Она опустила глаза, ее губы вздрогнули, по щекам потекли слезы, но в тот момент, когда она заговорила, голос ее был тверд.
– Мне все равно.
Я чувствовал, как на меня накатывает волна бессильной ярости. Глупая девчонка! Нет. Это я глупец. Как я позволил всему этому зайти так далеко!.. А небо, между тем, неумолимо светлело. Если я хотел успеть вовремя, то мне следовало поторопиться.
– Ты не знаешь, что ждет женщину, которую я полюблю, – сказал я.
Это был последний аргумент – и он не подействовал.
– Знаю, – ответила Изабель и повторила: – Мне все равно.
– Я буду ждать тебя завтра здесь в этот же час. И буду рад, если ты не придешь.
– Хорошо. – Она посмотрела на меня и добавила: – До завтра. Мой князь .
Часть тринадцатая
– Где ты был всю ночь?! Я требую, чтобы ты ответил! Я имею право знать!
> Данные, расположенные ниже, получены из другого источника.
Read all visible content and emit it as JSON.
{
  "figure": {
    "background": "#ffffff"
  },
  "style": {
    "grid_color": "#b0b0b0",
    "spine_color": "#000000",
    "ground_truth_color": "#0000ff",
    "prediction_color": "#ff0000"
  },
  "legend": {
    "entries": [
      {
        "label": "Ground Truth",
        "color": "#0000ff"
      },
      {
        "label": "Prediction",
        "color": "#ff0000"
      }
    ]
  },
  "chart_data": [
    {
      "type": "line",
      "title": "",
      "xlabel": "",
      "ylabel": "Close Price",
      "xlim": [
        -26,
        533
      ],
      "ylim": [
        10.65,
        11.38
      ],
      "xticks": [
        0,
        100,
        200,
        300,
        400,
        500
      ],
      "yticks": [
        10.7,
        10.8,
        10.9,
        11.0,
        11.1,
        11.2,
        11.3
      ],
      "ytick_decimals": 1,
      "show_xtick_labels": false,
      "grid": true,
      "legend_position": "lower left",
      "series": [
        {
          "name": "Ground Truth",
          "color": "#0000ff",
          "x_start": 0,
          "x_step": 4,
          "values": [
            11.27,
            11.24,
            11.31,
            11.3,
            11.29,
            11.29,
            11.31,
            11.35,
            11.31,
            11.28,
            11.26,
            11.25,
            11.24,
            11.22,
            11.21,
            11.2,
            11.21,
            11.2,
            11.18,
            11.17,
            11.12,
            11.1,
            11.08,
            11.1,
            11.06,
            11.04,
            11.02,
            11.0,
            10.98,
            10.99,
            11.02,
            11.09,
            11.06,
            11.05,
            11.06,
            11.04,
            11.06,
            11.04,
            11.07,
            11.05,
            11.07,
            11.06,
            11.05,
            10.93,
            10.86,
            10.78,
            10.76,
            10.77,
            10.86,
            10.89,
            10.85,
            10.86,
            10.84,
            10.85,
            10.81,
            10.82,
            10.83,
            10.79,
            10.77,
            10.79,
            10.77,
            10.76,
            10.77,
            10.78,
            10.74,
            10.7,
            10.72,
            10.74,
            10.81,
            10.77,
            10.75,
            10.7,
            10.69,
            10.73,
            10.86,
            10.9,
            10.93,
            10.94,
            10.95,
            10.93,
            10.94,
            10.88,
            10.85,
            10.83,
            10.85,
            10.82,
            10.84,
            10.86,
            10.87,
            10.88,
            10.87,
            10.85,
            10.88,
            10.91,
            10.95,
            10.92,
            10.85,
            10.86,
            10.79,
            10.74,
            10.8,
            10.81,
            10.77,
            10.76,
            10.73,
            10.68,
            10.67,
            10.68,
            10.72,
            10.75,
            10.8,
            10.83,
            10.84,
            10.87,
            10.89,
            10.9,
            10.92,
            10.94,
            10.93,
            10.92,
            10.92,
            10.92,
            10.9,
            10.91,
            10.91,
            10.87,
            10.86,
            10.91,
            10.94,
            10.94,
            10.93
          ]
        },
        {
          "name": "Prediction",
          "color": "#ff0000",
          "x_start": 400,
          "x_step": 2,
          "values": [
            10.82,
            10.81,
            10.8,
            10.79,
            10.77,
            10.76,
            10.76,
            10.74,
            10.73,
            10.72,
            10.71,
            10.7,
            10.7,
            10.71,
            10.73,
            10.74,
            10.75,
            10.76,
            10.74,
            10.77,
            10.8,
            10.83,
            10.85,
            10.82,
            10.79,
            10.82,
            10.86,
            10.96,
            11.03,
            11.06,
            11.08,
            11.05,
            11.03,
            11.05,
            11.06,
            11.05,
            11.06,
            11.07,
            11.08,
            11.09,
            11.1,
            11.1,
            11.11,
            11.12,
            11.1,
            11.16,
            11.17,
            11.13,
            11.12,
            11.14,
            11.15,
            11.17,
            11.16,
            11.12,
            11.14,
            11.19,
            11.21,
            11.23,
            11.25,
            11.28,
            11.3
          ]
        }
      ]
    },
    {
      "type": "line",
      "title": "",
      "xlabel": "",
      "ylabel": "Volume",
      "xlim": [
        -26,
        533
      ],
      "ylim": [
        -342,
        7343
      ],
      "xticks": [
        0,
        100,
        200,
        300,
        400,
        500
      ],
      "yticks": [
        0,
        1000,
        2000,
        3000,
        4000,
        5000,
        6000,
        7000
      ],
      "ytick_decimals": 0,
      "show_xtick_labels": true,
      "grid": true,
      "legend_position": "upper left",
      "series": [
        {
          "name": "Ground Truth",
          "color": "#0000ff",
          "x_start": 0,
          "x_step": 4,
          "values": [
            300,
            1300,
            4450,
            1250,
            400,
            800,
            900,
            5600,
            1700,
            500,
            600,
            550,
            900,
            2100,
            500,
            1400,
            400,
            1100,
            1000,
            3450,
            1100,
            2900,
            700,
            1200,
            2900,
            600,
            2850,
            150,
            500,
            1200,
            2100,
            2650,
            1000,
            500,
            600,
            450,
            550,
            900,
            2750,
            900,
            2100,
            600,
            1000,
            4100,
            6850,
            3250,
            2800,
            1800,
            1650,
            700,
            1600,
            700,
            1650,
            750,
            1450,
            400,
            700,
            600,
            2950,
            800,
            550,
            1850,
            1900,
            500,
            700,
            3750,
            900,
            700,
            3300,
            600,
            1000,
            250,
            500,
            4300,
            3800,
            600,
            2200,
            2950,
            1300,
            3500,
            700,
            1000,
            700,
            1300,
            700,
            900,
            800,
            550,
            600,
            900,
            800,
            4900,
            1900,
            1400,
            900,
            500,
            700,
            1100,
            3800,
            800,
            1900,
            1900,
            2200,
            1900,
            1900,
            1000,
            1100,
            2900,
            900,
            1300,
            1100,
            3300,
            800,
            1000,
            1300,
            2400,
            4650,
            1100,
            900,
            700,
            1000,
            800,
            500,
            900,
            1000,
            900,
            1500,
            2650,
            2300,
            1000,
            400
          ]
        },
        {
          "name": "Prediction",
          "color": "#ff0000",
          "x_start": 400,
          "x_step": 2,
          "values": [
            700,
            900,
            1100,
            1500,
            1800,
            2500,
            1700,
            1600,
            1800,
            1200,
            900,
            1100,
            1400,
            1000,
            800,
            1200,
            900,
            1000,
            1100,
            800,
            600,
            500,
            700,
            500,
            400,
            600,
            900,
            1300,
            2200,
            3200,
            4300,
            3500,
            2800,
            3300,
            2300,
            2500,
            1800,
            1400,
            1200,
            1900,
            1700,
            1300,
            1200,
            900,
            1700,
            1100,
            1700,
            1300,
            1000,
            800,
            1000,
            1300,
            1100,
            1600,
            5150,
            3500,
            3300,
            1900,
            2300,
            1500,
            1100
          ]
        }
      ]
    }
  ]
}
Виргиния металась по залу, заламывая руки и не утирая слезы, которые градом катились по щекам. Они кричала, что звала меня, но я не отвечал, говорила, что чуть не умерла от голода, угрожала, что сейчас выйдет на солнце и покончит с собой. А я сидел в кресле у камина спиной к ней и думал о том, что мне хочется отдохнуть. И только потом обдумать сложившуюся ситуацию. Хотя… я обманывал сам себя. Я уже все решил.
– Гривальд! Отвечай! – продолжила Виргиния. – Ты оглох?! Где ты был?! Я чуть не умерла от голода! Я волновалась! Я не знала, куда себя деть, я чуть не сошла с ума, я…
– Замолчи.
Она замерла посреди комнаты в театральной позе и уставилась на меня во все глаза.
– Я уже не раз говорил тебе, что не собираюсь терпеть эти уродливые сцены. Я – твой создатель, и я требую , чтобы ты замолчала. Сейчас же. Ты не умираешь от голода, и ты немедленно прекратишь истерику. А потом отправишься спать. Я уже объяснял тебе, почему днем вампиры должны отдыхать, даже если они находятся в помещении, куда не проникают солнечные лучи.
– А я требую, чтобы ты сейчас же рассказал мне, где был!
– Это не твоего ума дело.
Виргиния подошла ко мне и встала между креслом и камином.
– Я знаю, где ты был, – прошипела она. – Ты был с этой смертной сучкой! Какая я идиотка! Мне следовало догадаться! Я умирала от голода, а ты обнимал ее?!
Я поднялся из кресла, и она невольно отпрянула, но глаза ее до сих пор метали молнии.
– Ты хочешь умереть, Виргиния? – спросил я. – Умирай .
Она прижала пальцы к полураскрытым губам, и ярость в ее глазах сменилась ужасом.
– Умирать? – Она проговорила это слово по буквам – так, будто пыталась объяснить его самой себе и осознать смыл. – Вот как говорит мне мой создатель? Умирать?! Тебе все равно?!
– Я больше не твой создатель. Ты свободна . Я отпускаю тебя.